Wow! Three hundred posts! Of course it took me 5 years, I could have written several books in that time. But man has this been a ride. Almost an entirely new set of grandkids (to go along with the blue chip ones I already had) One new son-in-law, to go along with the blue chip in-law kids I already had. 5 more years with my life-long love, my beautiful bride. Lots of ups and downs, hopefully some laughs, a few tears, some grumbling, and little griping. A wonderful journey, the pack is an old friend and a welcome companion.

But we are born to move forward. It jolts me each time I read on FB or on posts, or in snail mail that someone my age is turning it in. They are going to "retire". I have to count up in my head how old I am  and wonder where the years went. But I also admit with a certain belligerence that I am not ready to retire, I am not ready to "settle down." There is something in my nature that makes me want to move forward and not necessarily towards any certain goal line, but because that is what I do. We start out looking to the next phase in our lives, from toddlers to preteens, to teenage years, to young adult, to middle-age, to....now. I don't want to stop and smell the roses, they have thorns. I want to cinch up the pack and see what is around the next bend, see the next vista, drink in the new opportunities.

It is part of my nature to wonder what is next. As my bride will tell you with a certain exasperation that I like new ideas, new thoughts, new directions. Adventure is just ahead and ready to be grappled with and once subdued allowed to get up and start the match over again.

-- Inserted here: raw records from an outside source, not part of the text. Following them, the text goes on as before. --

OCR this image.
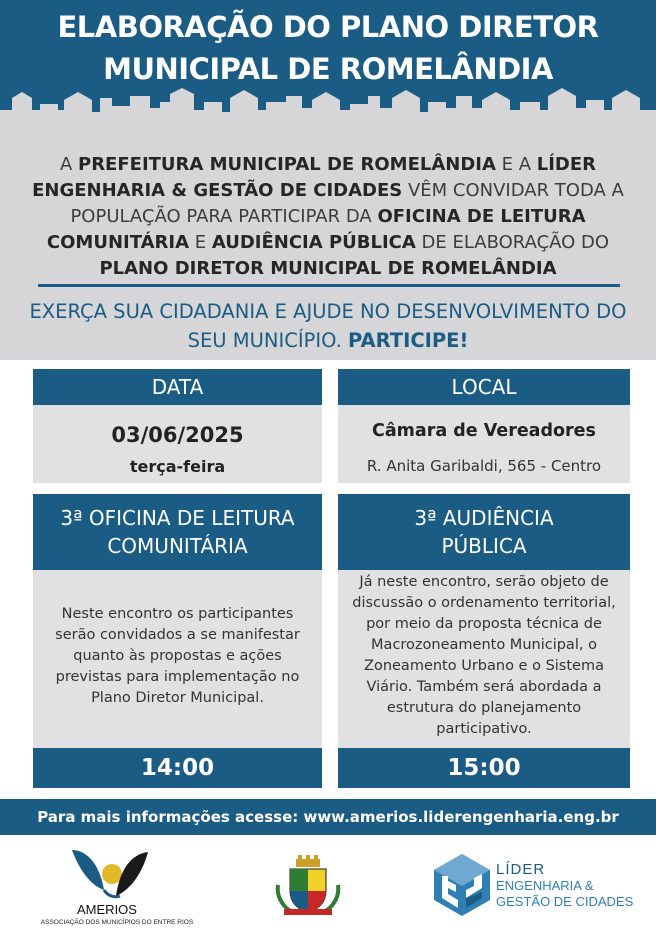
ELABORAÇÃO DO PLANO DIRETOR
MUNICIPAL DE ROMELÂNDIA
A PREFEITURA MUNICIPAL DE ROMELÂNDIA E A LÍDER ENGENHARIA & GESTÃO DE CIDADES VÊM CONVIDAR TODA A POPULAÇÃO PARA PARTICIPAR DA OFICINA DE LEITURA COMUNITÁRIA E AUDIÊNCIA PÚBLICA DE ELABORAÇÃO DO PLANO DIRETOR MUNICIPAL DE ROMELÂNDIA
EXERÇA SUA CIDADANIA E AJUDE NO DESENVOLVIMENTO DO SEU MUNICÍPIO. PARTICIPE!
DATA
03/06/2025
terça-feira
LOCAL
Câmara de Vereadores
R. Anita Garibaldi, 565 - Centro
3ª OFICINA DE LEITURA
COMUNITÁRIA
Neste encontro os participantes serão convidados a se manifestar quanto às propostas e ações previstas para implementação no Plano Diretor Municipal.
14:00
3ª AUDIÊNCIA
PÚBLICA
Já neste encontro, serão objeto de discussão o ordenamento territorial, por meio da proposta técnica de Macrozoneamento Municipal, o Zoneamento Urbano e o Sistema Viário. Também será abordada a estrutura do planejamento participativo.
15:00
Para mais informações acesse: www.amerios.liderengenharia.eng.br
AMERIOS
ASSOCIAÇÃO DOS MUNICÍPIOS DO ENTRE RIOS
LÍDER
ENGENHARIA &
GESTÃO DE CIDADES
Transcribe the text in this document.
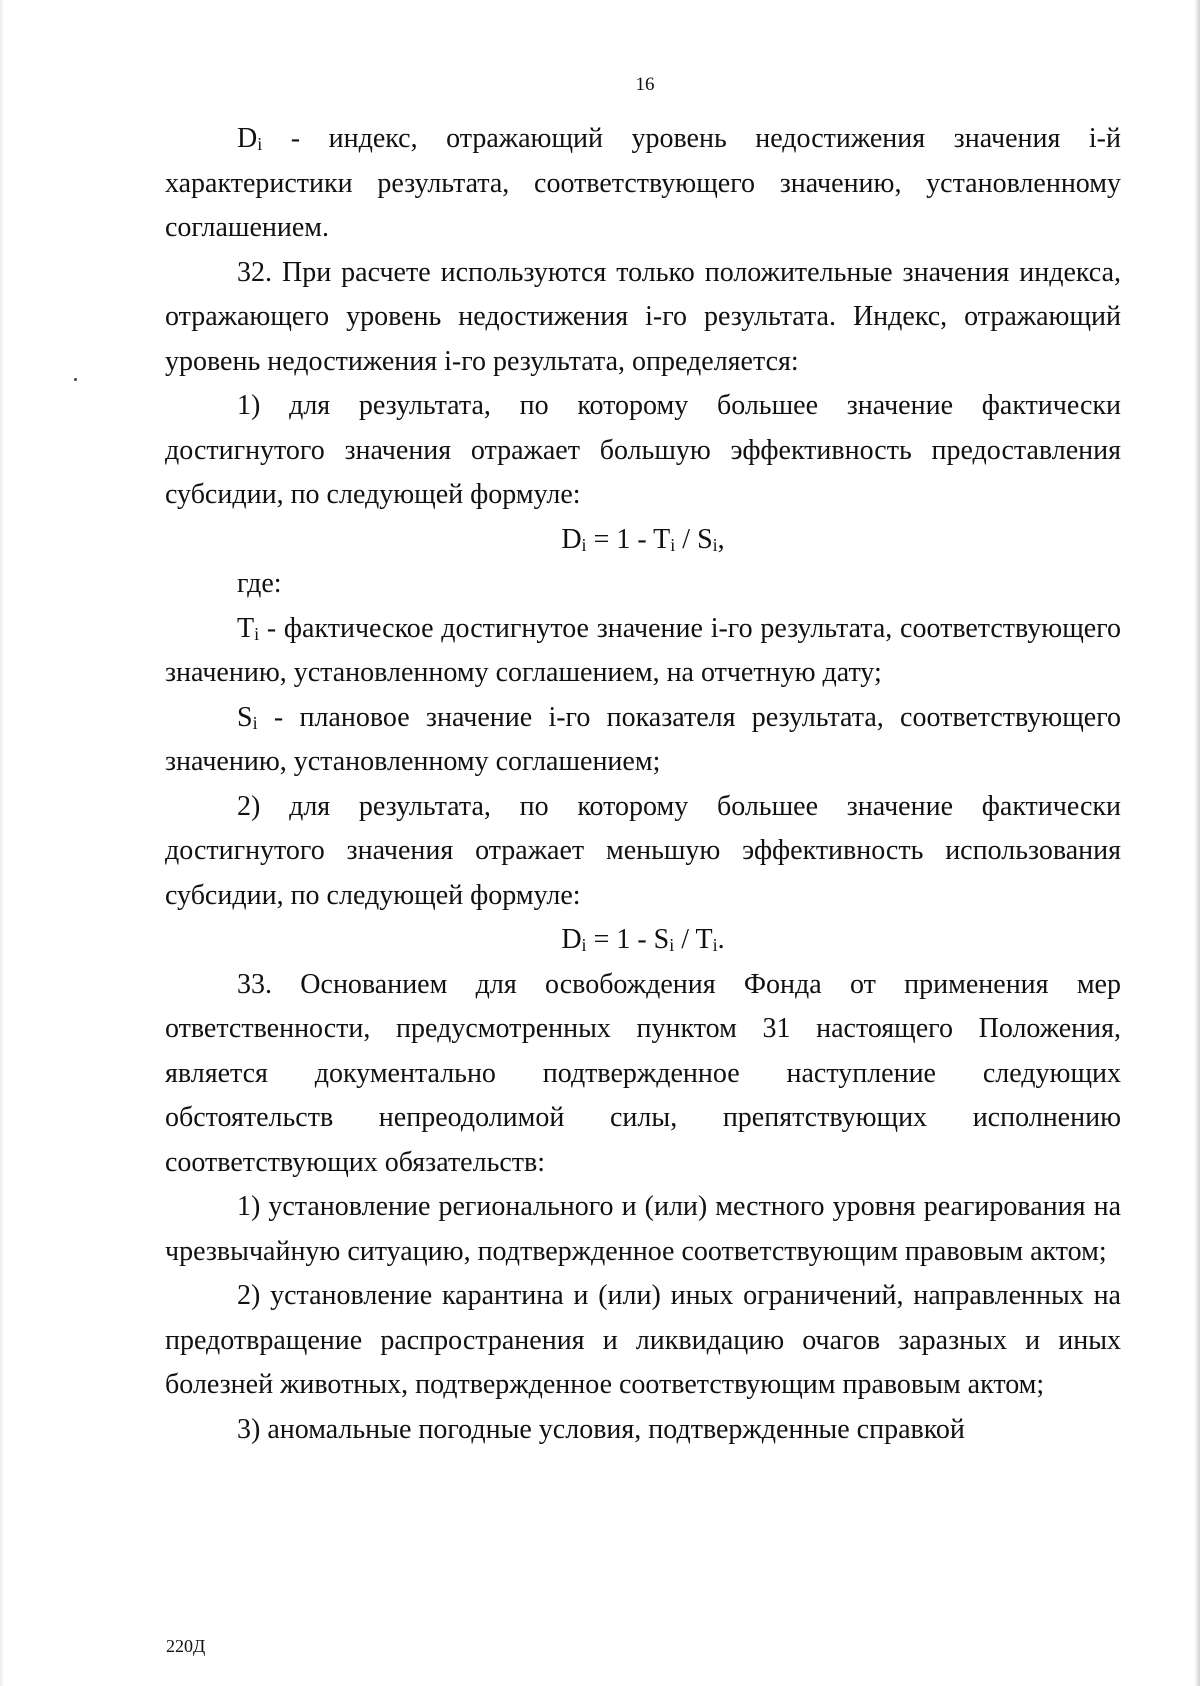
16

$D_i$ - индекс, отражающий уровень недостижения значения i-й характеристики результата, соответствующего значению, установленному соглашением.

32. При расчете используются только положительные значения индекса, отражающего уровень недостижения i-го результата. Индекс, отражающий уровень недостижения i-го результата, определяется:

1) для результата, по которому большее значение фактически достигнутого значения отражает большую эффективность предоставления субсидии, по следующей формуле:

$D_i = 1 - T_i / S_i$,

где:

$T_i$ - фактическое достигнутое значение i-го результата, соответствующего значению, установленному соглашением, на отчетную дату;

$S_i$ - плановое значение i-го показателя результата, соответствующего значению, установленному соглашением;

2) для результата, по которому большее значение фактически достигнутого значения отражает меньшую эффективность использования субсидии, по следующей формуле:

$D_i = 1 - S_i / T_i$.

33. Основанием для освобождения Фонда от применения мер ответственности, предусмотренных пунктом 31 настоящего Положения, является документально подтвержденное наступление следующих обстоятельств непреодолимой силы, препятствующих исполнению соответствующих обязательств:

1) установление регионального и (или) местного уровня реагирования на чрезвычайную ситуацию, подтвержденное соответствующим правовым актом;

2) установление карантина и (или) иных ограничений, направленных на предотвращение распространения и ликвидацию очагов заразных и иных болезней животных, подтвержденное соответствующим правовым актом;

3) аномальные погодные условия, подтвержденные справкой

220Д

But I have learned a few things on the journey thus far.
It is more important who you live/work/deal with than the number of digits on the check or in the checkbook.
Your greater regrets are about things you didn't do, than what you did do.
No one got to the end of their lives and wished they had worked more.
The traits that drive you crazy in other people are probably the traits that drive others crazy dealing with you.
As this blog has always stated: Your greatest strength is also your greatest weakness.
There is a great uncounting, we are driven towards it whether we want to be or not. How we spend that great uncounting is determined here where it is all counted.
Your "firsts" are more memorable than your "lasts". Your "lasts" are more haunting.
And last, but not least, He Knows My Name.